All weekend, Conservative strategists had crunched their numbers. In their best-case scenario, they would break through to a majority and sail on to four years of unfettered federal power. Their worst-case scenario would leave them about a dozen seats short of the safety zone, with MPs in every province, and in a comfortable enough zone that they could show Canadians their mettle for as long as they needed to make the case for a majority next time.
Except that, over the course of the final weekend of the campaign, clouds moved in on their horizon. Not for the first time in the history of the party, did the Conservative math not add up. Urban and Ontario voters were suspicious of Harper, and the floor that Tory strategists had seen as rock bottom would break under the weight of their residual fears. Were it not for Quebecers, the first Conservative government of the twenty-first century would have been stillborn.
For the first time in decades, the decks were no longer stacked in favour of the Liberals. The most elementary assumptions of the sovereignty movement were found wanting. Sovereignist strategists had never imagined that Quebec voters would punish the Liberals by supporting the Conservatives rather than rallying to the Bloc Québécois. And the Canadian left seemed more dangerously divided than it had ever been. By splitting the progressive vote, the NDP and the Liberals had helped Stephen Harper elect enough MPs to form a government.
Like many of Canada’s defining struggles, this battle for the soul of the country would take place primarily on Quebec soil. Unlike previous ones, it would not be fought exclusively between Quebec generals.
Back in the Calgary hall where Conservatives had gathered on election night 2006, Ontario was clearly the party-pooper.
The evening had got off to a fine start. The Quebec Tory breakthrough that had seemed so improbable at the beginning of the campaign had materialized early. In short order, the party had claimed seats in ridings as diverse as Pontiac in federalist Outaouais, Louis-Saint-Laurent in the provincial capital of Quebec City, Beauce in the entrepreneurial heartland of Quebec and Jonquière—Alma in the nationalist bedrock of the Saguenay.
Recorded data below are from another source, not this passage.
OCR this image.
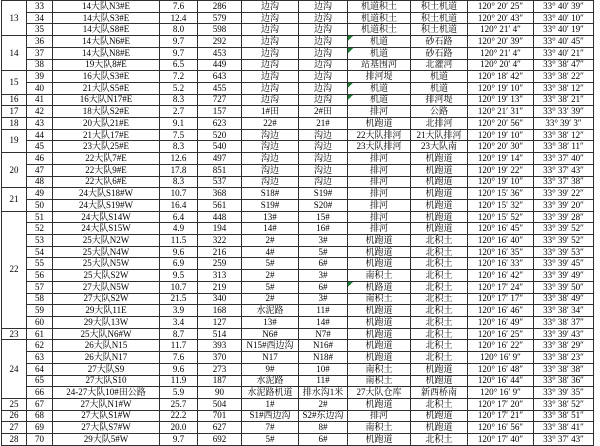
13	33	14大队N3#E	7.6	286	边沟	边沟	机道积土	积土机道	120° 20′ 25″	33° 40′ 39″
	34	14大队S3#E	12.4	579	边沟	边沟	机道积土	积土机道	120° 20′ 43″	33° 40′ 10″
	35	14大队S8#E	8.0	598	边沟	边沟	机道积土	积土机道	120° 21′ 4″	33° 40′ 19″
14	36	14大队N6#E	9.7	292	边沟	边沟	机道	砂石路	120° 20′ 39″	33° 40′ 45″
	37	14大队N8#E	9.7	453	边沟	边沟	机道	砂石路	120° 21′ 4″	33° 40′ 21″
	38	19大队8#E	6.5	449	边沟	边沟	站基围河	北灌河	120° 20′ 4″	33° 38′ 47″
15	39	16大队S3#E	7.2	643	边沟	边沟	排河堤	机道	120° 18′ 42″	33° 38′ 22″
	40	21大队S5#E	5.2	455	边沟	边沟	机道	机道	120° 19′ 10″	33° 38′ 12″
16	41	16大队N17#E	8.3	727	边沟	边沟	机道	排河堤	120° 19′ 13″	33° 38′ 21″
17	42	18大队S2#E	2.7	157	1#田	2#田	排河	公路	120° 21′ 31″	33° 33′ 39″
18	43	20大队21#E	9.1	623	22#	21#	机跑道	北排河	120° 20′ 56″	33° 39′ 3″
19	44	21大队17#E	7.5	520	沟边	沟边	22大队排河	21大队排河	120° 19′ 10″	33° 38′ 12″
	45	23大队25#E	8.3	540	沟边	沟边	23大队排河	23大队南	120° 20′ 30″	33° 38′ 11″
20	46	22大队7#E	12.6	497	沟边	沟边	排河	机跑道	120° 19′ 14″	33° 37′ 40″
	47	22大队9#E	17.8	851	沟边	沟边	排河	机跑道	120° 19′ 22″	33° 37′ 43″
	48	22大队6#E	8.3	537	沟边	沟边	排河	机跑道	120° 19′ 10″	33° 37′ 38″
21	49	24大队S18#W	10.7	368	S18#	S19#	排河	机跑道	120° 15′ 36″	33° 39′ 22″
	50	24大队S19#W	16.4	561	S19#	S20#	排河	机跑道	120° 15′ 32″	33° 39′ 20″
22	51	24大队S14W	6.4	448	13#	15#	排河	机跑道	120° 15′ 52″	33° 39′ 28″
	52	24大队S15W	4.9	194	14#	16#	排河	机跑道	120° 16′ 45″	33° 39′ 52″
	53	25大队N2W	11.5	322	2#	3#	机跑道	北积土	120° 16′ 40″	33° 39′ 52″
	54	25大队N4W	9.6	216	4#	5#	机跑道	北积土	120° 16′ 35″	33° 39′ 53″
	55	25大队N5W	6.9	259	5#	6#	机跑道	北积土	120° 16′ 33″	33° 39′ 45″
	56	25大队S2W	9.5	313	2#	3#	南积土	北积土	120° 16′ 42″	33° 39′ 49″
	57	27大队N5W	10.7	219	5#	6#	机路道	北积土	120° 17′ 24″	33° 39′ 50″
	58	27大队S2W	21.5	340	2#	3#	南积土	北积土	120° 17′ 17″	33° 38′ 49″
	59	29大队11E	3.9	168	水泥路	11#	机跑道	北积土	120° 16′ 46″	33° 38′ 34″
	60	29大队13W	3.4	127	13#	14#	机跑道	北积土	120° 16′ 49″	33° 38′ 37″
23	61	25大队N6#W	8.7	514	N6#	N7#	机跑道	北积土	120° 16′ 25″	33° 39′ 43″
24	62	26大队N15	11.7	393	N15#西边沟	N16#	机跑道	北积土	120° 16′ 22″	33° 38′ 29″
	63	26大队N17	7.6	370	N17	N18#	机跑道	北积土	120° 16′ 9″	33° 38′ 23″
	64	27大队S9	9.6	273	9#	10#	南积土	机跑道	120° 16′ 48″	33° 38′ 38″
	65	27大队S10	11.9	187	水泥路	11#	南积土	机跑道	120° 16′ 44″	33° 38′ 36″
	66	24-27大队10#田公路	5.9	90	水泥路机道	排水沟1米	27大队仓库	新西桥南	120° 16′ 9″	33° 39′ 35″
25	67	27大队N1#W	25.7	504	1#	2#	机跑道	北积土	120° 17′ 20″	33° 38′ 52″
26	68	27大队S1#W	22.2	701	S1#西边沟	S2#东边沟	排河	机跑道	120° 17′ 21″	33° 38′ 51″
27	69	27大队S7#W	20.0	627	7#	8#	南积土	机跑道	120° 16′ 56″	33° 38′ 41″
28	70	29大队5#W	9.7	692	5#	6#	机跑道	北积土	120° 17′ 40″	33° 37′ 43″
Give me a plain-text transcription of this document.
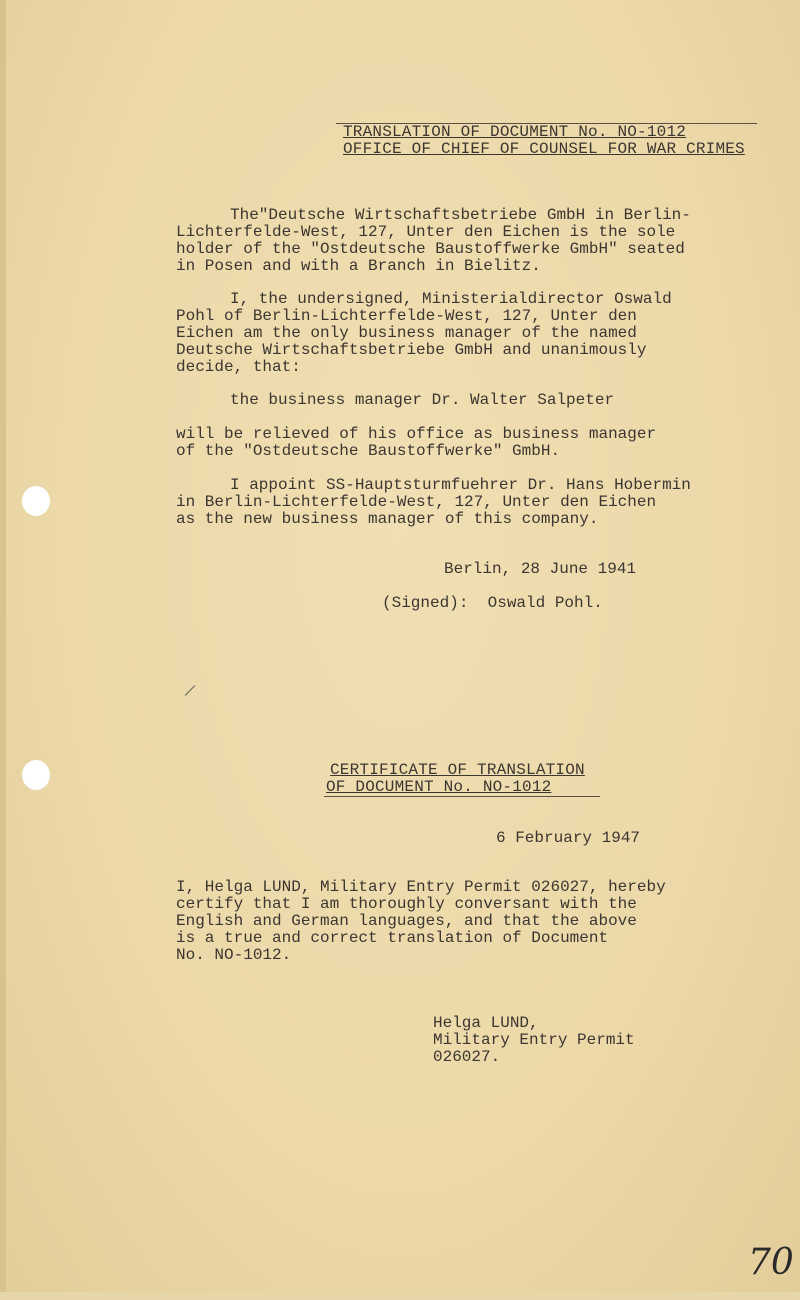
TRANSLATION OF DOCUMENT No. NO-1012
OFFICE OF CHIEF OF COUNSEL FOR WAR CRIMES
The"Deutsche Wirtschaftsbetriebe GmbH in Berlin-
Lichterfelde-West, 127, Unter den Eichen is the sole
holder of the "Ostdeutsche Baustoffwerke GmbH" seated
in Posen and with a Branch in Bielitz.
I, the undersigned, Ministerialdirector Oswald
Pohl of Berlin-Lichterfelde-West, 127, Unter den
Eichen am the only business manager of the named
Deutsche Wirtschaftsbetriebe GmbH and unanimously
decide, that:
the business manager Dr. Walter Salpeter
will be relieved of his office as business manager
of the "Ostdeutsche Baustoffwerke" GmbH.
I appoint SS-Hauptsturmfuehrer Dr. Hans Hobermin
in Berlin-Lichterfelde-West, 127, Unter den Eichen
as the new business manager of this company.
Berlin, 28 June 1941
(Signed):  Oswald Pohl.
CERTIFICATE OF TRANSLATION
OF DOCUMENT No. NO-1012
6 February 1947
I, Helga LUND, Military Entry Permit 026027, hereby
certify that I am thoroughly conversant with the
English and German languages, and that the above
is a true and correct translation of Document
No. NO-1012.
Helga LUND,
Military Entry Permit
026027.
70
Six more Quebec seats were to come, for a total of ten, many of them won with the kind of big majorities that usually attend landslide victories. In Beauce, Maxime Bernier, whose father, Gilles, had once presided over Brian Mulroney’s Quebec caucus, had won 67 percent of the vote. In Jonquière—Alma, Jean-Pierre Blackburn, the Tory MP who had tearfully taken down the Canadian flag from his backyard pole on the day the Meech Lake Accord died in June 1990, was sent back to the federal capital after a thirteen-year absence, by 52 percent of the voters of his nationalist riding. During the interval, Blackburn had paid a steep price for turning down the overtures of the Bloc Québécois and sticking with Mulroney. He had gone down with the Tory ship in 1993, and had then been defeated for mayor of Jonquière in the autumn of the 1995 referendum, a particularly poor time to be a federalist running in any sort of election contest in the Saguenay.